Гирфи полагал, что правда, брошенная в глаза инквизиторам, разозлит их, но этого не случилось. Старший инквизитор недоумённо пожал плечами. Слово «захватчики» его не коробило и не возмущало. Скорее, импонировало.
- Да, захватчики. Потому что в мире действуют законы естественного отбора. Про Дарвина слышал? Большие съедают маленьких. Это нормально. Вашему Герцогу сколько раз предлагали: покорись, поклонись. Никто против тебя ничего не имеет. Будешь наместником в своём герцогстве. Не было бы ни стрельбы, ни крови. И не пришлось бы вашему Герцогу на склоне лет чёрт знает где искать приюта. Покойный отец нашего Императора говорил: «Когда мы объединяемся с другими государствами, наше могущество не складывается, а умножается» Умный человек был. С кем вы тягаться вздумали? Чего вам сейчас не хватает?
- Свободы! – бросил ему Гирфи.
- Свободы? Что для тебя свобода? Ты сколько зарабатывал? И со своими копейками ты был свободен? Свобода – это возможность выбирать. Свобода – это когда в отпуск можешь поехать в деревню, а можешь – на Канарские острова. Можешь купить себе велосипед, а можешь – Ролс-Ройс. Вершина твоей свободы была в столовой, где ты выбирал между картошкой с салом и макаронами с котлетой.
- Зато у вас в правительстве одни толстосумы…
- Не у вас, а у нас, ты уже год, как гражданин империи – хочешь этого или не хочешь. Не витай в облаках. Свершилось, ваше герцогство стало частью империи, и обратной дороги нет. Живи в реальном мире, а не в иллюзорном.
- Жить ему осталось… - скривился судебный исполнитель.
- Хватит, - неожиданно встрял в разговор Младший инквизитор. – Поздно дискутировать. Послушай, Гирфи. При всём при том, что я чуть ли не на коленях умолял тебя хоть чем-то оправдаться, а ты не слушал, хочу предложить ещё даже не шанс, а долю шанса, но ты обязан ею воспользоваться. Напиши прошение о помиловании на имя Его Преосвященства. Сознайся, мол так и так, был дурак, не думал, что всё так серьёзно.
- Напиши - полагал, что меня запугивают, - ехидно подсказал судебный исполнитель.
- Ты ему насоветуешь! Его Преосвященство дочитает до таких слов и отправит прошение в урну. Гирфи, садись.
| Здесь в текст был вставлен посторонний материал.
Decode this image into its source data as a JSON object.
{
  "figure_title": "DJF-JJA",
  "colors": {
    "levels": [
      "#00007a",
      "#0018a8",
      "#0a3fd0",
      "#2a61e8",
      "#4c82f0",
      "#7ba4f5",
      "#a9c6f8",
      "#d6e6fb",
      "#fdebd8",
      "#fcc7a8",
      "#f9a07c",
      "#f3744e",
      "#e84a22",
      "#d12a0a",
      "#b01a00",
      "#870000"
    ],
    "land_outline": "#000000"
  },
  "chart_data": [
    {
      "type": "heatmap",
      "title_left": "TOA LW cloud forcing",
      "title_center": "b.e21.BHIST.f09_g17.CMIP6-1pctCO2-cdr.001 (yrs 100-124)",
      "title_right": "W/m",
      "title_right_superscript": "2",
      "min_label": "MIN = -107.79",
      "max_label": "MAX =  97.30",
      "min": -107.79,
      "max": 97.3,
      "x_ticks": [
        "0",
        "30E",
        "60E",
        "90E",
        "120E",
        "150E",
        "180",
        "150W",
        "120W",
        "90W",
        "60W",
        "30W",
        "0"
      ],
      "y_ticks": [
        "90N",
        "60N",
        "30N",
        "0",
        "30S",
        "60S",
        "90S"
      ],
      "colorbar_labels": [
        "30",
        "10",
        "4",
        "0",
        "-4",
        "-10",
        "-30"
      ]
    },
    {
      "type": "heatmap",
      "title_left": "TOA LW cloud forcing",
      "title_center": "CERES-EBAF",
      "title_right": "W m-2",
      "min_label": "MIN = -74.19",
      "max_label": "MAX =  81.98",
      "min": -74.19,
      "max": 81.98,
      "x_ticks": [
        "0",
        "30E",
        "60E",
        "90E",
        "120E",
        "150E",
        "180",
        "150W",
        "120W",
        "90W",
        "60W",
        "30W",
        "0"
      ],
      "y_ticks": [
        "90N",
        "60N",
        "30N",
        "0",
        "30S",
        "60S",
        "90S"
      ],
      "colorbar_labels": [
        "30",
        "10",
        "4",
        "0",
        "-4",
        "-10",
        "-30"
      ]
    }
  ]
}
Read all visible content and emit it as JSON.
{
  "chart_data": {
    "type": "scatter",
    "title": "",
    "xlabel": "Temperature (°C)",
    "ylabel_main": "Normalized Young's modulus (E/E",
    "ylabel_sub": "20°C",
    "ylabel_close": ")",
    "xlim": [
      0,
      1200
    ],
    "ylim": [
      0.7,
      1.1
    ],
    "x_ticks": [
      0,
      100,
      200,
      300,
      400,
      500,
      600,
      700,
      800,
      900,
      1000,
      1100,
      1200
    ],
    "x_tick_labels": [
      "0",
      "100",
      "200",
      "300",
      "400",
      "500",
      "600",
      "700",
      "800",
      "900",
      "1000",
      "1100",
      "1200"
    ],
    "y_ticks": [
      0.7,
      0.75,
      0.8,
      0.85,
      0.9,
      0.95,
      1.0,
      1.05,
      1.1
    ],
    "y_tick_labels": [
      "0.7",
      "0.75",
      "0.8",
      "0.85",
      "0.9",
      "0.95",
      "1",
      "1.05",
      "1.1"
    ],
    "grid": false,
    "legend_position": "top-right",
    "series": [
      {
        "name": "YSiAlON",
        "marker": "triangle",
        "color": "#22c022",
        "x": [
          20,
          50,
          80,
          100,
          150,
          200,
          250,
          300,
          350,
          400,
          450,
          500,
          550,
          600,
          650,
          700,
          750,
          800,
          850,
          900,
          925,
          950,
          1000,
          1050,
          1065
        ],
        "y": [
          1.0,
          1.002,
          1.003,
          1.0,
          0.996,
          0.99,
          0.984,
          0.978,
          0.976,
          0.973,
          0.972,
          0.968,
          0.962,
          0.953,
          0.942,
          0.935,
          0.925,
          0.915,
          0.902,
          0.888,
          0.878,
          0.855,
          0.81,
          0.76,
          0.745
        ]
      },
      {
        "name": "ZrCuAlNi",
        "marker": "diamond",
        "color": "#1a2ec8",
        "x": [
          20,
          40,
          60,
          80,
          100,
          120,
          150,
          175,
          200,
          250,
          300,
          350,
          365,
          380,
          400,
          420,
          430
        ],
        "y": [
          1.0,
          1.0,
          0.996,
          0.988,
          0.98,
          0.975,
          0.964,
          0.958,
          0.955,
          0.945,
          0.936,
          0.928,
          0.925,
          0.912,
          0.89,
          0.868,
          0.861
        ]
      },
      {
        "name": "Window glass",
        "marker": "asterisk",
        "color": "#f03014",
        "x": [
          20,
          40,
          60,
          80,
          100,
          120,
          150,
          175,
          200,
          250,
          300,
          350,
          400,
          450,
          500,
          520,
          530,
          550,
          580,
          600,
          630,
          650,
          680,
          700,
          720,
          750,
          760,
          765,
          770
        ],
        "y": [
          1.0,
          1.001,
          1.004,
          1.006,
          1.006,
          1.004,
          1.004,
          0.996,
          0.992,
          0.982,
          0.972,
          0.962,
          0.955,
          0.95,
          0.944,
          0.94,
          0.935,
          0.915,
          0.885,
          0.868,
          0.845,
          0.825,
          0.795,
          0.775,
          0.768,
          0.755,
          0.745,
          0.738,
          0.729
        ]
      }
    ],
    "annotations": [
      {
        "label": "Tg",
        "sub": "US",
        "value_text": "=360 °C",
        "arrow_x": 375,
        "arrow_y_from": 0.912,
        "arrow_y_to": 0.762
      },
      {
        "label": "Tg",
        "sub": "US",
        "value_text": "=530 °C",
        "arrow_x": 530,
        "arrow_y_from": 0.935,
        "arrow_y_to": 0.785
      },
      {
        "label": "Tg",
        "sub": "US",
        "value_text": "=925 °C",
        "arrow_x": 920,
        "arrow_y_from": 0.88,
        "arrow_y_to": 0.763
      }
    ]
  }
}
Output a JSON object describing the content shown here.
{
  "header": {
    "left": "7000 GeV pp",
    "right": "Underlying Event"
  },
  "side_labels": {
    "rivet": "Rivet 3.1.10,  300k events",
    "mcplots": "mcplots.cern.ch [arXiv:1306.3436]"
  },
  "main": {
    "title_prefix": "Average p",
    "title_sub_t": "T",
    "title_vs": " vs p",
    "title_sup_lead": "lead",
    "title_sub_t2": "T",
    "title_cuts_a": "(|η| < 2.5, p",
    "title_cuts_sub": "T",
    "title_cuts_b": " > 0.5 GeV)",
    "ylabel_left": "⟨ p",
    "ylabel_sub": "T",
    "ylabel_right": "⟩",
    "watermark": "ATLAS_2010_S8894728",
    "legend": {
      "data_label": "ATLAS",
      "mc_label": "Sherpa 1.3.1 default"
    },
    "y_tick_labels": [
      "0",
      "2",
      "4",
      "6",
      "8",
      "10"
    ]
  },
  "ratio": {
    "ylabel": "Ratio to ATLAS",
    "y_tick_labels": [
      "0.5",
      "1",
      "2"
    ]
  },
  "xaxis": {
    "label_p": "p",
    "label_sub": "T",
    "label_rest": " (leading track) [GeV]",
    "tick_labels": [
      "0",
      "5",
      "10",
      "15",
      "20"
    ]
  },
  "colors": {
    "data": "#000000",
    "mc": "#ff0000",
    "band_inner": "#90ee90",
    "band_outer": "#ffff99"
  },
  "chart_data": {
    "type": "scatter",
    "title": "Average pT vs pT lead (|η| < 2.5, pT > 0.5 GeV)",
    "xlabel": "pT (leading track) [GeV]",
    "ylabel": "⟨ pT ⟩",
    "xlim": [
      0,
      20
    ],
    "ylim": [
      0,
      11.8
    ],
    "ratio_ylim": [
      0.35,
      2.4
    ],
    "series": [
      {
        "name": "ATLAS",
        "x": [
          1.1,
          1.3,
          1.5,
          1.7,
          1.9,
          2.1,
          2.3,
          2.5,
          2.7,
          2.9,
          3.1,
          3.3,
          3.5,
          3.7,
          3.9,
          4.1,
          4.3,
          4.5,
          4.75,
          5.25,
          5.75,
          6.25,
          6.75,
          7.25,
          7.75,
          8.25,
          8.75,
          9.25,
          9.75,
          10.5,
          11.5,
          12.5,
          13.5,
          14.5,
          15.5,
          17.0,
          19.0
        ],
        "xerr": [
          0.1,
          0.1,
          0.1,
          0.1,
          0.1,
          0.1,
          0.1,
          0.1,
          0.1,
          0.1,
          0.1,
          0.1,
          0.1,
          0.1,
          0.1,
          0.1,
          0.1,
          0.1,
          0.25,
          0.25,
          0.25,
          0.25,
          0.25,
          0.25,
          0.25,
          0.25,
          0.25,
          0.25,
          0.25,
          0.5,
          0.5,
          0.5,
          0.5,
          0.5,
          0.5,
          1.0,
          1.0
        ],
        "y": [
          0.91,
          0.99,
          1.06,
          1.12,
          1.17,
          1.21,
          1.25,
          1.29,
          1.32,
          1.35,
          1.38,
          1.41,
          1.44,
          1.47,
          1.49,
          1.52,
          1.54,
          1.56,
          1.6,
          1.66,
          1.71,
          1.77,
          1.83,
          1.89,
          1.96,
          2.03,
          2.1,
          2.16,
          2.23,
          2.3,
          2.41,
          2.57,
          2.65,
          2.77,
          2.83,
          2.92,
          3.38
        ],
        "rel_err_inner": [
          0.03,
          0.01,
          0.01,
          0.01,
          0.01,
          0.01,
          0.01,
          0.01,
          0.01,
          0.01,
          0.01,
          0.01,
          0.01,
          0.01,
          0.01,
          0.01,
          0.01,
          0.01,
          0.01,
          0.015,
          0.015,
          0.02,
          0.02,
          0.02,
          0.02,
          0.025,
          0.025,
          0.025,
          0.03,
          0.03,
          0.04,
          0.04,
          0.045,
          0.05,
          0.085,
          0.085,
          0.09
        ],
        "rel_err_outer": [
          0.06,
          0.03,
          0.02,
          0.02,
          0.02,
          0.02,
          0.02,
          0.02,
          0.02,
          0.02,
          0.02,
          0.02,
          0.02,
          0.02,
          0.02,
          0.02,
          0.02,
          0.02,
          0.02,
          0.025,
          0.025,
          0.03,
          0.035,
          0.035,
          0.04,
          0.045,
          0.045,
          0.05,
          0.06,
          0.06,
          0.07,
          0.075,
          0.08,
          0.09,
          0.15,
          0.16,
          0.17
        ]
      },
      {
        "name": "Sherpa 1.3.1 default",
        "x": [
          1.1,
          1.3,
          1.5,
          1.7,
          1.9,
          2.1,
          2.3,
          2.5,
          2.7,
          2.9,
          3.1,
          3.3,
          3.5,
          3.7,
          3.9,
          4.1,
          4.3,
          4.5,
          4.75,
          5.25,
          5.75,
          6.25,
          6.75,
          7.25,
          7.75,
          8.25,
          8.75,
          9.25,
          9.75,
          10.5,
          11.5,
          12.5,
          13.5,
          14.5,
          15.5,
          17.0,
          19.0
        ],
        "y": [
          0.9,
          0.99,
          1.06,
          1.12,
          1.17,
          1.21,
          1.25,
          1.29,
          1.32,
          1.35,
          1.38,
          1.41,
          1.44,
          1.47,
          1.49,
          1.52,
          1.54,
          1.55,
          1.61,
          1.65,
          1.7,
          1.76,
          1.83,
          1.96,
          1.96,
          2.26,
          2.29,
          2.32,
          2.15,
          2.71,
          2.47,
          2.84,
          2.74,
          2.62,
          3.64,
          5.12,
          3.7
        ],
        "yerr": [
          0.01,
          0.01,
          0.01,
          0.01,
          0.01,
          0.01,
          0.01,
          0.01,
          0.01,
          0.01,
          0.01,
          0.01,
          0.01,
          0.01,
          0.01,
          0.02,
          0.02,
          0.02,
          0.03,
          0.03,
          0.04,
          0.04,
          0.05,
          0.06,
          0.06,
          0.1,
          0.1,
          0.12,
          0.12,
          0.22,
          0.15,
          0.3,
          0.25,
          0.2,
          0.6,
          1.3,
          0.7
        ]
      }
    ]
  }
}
   Младший инквизитор сердито посмотрел на судебного исполнителя и повернулся к Гирфи. Его взгляд был полон сочувствия. Он мягко, даже с какой-то нежностью, взял юношу за руку, усадил за стол, дал лист бумаги и авторучку.
   Гирфи неожиданно обнаружил, что дрожит всем телом. Под диктовку написал прошение. Не спорил ни с одним словом. Был под воздействием агитации бунтовщиков, верил всем их россказням. Убедился, что на самом деле всё иначе. Сильное впечатление оказали на него сочувствие и понимание инквизиторов. Будет лоялен и готов стать волонтёром любого из приходов, куда направят его настоятели Церкви.
   Стало как-то легче. Забрезжил луч надежды.
- Куда его? – спросил вошедший надзиратель.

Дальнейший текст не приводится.